The two-month window to get up to speed shrank to two weeks. Upon my arrival, I was met by the departing project manager toting a wheely suitcase, flight ticket in hand, smilingly telling me, ‘Everything you need to know is in the file.’ Bollocks, was it!

I was reminded of this last week when the FT reported that Wood’s shares had slid 11% on the back of a badly delayed ‘fixed-price’ EPC contract it had inherited after its takeover of Amec Foster Wheeler in 2017. The article stated that Wood ‘would recover less than expected from the customer at a greater legal cost’. Grim news for Wood, but not so unusual in a post-M&A project scenario.

‘Project Profit over Corporate Aspiration’

Companies undertake M&A with the expectation of gaining a competitive advantage, increased market share and greater growth and returns for their shareholders. Once the afterglow fades, though, the post-merger reality is often different.

Organizations find themselves with different systems, approaches, contractual arrangements, cultural differences—plus personnel who may feel their positions aren’t as secure as before. There are new stakeholders, clients, contractors, and suppliers to build relations with. And if the acquired organization was struggling, an increased confidence may permeate project teams; optimism that may not be warranted.

If not managed effectively, these elements conspire to reduce the capability levels of project organizations while obscuring vulnerabilities. The potential to wipe out the expected returns of the projects and dent corporate reputations is high, as illustrated by Wood’s situation.

It’s tempting to deal with projects during M&A by leaving them alone and focusing on integrating centralized corporate functions and systems. But kicking the can down the road often leads to project teams losing their mojo. Moreover, it invites a culture of ‘heroic endeavour’ as they struggle with the inevitable challenges of complex projects.

What to do?

With M&A events, the main challenge is alignment, a lack of which introduces additional risks to ongoing projects. One remedy is to order an independent appraisal. We’ve done many such project reviews over the years, providing detailed feedback by getting boots on the ground and seeing what’s really going on. But it’s time consuming and expensive to appraise every project.
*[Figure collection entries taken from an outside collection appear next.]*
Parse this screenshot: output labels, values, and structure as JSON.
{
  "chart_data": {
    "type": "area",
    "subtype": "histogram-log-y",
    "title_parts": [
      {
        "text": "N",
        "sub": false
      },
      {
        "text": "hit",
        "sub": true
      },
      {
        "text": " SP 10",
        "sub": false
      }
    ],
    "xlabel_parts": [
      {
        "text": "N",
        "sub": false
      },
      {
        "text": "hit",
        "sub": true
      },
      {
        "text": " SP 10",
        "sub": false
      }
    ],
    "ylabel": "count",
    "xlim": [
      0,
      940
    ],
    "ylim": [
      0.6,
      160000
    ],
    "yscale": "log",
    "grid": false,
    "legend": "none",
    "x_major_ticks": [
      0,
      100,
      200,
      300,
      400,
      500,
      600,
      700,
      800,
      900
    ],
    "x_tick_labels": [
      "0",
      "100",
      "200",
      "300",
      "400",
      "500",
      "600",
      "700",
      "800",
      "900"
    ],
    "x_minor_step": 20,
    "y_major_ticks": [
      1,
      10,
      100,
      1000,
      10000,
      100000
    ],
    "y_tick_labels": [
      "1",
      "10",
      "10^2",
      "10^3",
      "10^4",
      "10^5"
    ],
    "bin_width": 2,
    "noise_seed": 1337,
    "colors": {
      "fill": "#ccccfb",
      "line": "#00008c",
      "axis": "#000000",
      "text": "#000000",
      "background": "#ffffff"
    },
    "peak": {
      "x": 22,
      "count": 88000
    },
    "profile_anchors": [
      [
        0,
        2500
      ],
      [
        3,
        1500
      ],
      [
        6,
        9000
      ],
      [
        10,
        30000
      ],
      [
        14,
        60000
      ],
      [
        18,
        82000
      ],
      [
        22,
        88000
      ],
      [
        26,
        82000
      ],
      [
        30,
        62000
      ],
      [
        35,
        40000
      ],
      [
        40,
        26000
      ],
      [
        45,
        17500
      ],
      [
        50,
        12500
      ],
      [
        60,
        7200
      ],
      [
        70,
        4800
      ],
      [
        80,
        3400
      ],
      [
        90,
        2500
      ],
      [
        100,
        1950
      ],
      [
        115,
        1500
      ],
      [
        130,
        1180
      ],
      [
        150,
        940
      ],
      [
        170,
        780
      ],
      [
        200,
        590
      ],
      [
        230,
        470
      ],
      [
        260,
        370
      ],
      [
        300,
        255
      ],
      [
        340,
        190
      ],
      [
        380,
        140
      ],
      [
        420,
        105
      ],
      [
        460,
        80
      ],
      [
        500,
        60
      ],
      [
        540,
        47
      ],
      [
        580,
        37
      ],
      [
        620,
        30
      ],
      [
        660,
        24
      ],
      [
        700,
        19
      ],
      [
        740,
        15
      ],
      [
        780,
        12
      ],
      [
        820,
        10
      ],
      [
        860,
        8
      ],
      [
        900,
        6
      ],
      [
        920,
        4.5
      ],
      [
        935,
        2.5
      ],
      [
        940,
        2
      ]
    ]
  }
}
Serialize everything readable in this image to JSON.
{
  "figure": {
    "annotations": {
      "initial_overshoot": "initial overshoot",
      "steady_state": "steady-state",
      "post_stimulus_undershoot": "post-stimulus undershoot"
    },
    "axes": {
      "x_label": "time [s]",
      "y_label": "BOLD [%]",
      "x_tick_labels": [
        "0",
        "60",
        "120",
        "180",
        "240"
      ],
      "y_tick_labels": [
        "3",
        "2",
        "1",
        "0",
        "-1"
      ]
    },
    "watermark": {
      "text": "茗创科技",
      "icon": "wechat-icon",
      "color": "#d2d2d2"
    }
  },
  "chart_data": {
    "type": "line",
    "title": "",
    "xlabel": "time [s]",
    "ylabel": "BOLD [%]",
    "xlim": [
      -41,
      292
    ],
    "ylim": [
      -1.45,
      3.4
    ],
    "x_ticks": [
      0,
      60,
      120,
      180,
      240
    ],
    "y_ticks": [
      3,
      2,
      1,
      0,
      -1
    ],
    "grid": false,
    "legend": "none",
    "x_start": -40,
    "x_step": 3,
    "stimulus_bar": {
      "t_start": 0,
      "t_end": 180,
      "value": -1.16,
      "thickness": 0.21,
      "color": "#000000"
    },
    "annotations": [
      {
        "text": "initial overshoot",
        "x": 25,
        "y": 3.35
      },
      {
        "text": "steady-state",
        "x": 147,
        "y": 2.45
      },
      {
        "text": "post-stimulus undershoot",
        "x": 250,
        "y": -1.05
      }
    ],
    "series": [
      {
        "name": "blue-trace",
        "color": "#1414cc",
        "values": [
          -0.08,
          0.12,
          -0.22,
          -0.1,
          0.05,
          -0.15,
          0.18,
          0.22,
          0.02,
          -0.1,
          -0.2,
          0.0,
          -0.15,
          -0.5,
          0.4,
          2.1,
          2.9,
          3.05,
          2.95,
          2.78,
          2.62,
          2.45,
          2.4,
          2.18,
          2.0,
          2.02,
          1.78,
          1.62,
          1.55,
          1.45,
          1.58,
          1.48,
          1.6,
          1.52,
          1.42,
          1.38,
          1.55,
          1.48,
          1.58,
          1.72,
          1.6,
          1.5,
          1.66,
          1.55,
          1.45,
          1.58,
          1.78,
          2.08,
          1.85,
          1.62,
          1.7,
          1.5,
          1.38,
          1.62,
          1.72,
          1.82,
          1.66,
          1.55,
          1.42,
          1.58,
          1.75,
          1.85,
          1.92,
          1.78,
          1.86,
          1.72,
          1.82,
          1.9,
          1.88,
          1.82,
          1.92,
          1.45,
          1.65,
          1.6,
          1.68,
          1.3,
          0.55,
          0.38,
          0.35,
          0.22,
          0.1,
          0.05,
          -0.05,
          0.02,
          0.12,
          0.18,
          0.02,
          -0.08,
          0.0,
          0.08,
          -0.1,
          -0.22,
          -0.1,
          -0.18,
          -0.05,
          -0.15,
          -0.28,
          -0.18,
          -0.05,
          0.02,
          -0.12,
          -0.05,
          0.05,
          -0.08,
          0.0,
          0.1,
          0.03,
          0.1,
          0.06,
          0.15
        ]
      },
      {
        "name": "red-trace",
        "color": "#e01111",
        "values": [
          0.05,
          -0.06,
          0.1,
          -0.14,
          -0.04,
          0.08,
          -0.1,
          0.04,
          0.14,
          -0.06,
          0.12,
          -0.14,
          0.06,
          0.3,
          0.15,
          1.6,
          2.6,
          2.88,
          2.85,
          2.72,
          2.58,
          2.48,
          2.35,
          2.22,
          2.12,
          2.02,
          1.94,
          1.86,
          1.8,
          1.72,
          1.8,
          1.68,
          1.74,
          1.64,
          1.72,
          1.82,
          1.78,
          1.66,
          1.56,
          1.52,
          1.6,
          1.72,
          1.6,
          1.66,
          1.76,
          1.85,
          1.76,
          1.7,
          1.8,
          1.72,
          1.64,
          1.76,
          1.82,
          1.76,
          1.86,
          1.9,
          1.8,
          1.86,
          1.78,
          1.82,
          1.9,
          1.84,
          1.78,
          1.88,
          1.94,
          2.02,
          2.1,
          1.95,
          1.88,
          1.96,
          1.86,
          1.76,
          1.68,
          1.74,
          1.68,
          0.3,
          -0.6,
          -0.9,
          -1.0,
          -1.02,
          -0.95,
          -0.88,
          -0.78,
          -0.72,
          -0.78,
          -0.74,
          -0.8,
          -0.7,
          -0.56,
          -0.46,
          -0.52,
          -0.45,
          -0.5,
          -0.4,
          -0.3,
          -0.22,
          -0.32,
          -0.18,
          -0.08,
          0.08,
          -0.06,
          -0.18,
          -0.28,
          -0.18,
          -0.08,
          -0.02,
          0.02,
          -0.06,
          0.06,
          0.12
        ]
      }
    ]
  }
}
Rapidly obtaining information about where to focus your attention is key to mitigating exposure to nasty surprises down the line. That’s why, in addition to our Resilience Appraising service, we developed our Project Horizons software tool to provide essential insights remotely, quickly and inexpensively.

Back in 2001, I was fortunate the team was capable. Focusing on alignment across the project enabled a successful delivery, securing the profits and reputation of the newly merged organization. But an assessment tool would have made things much easier.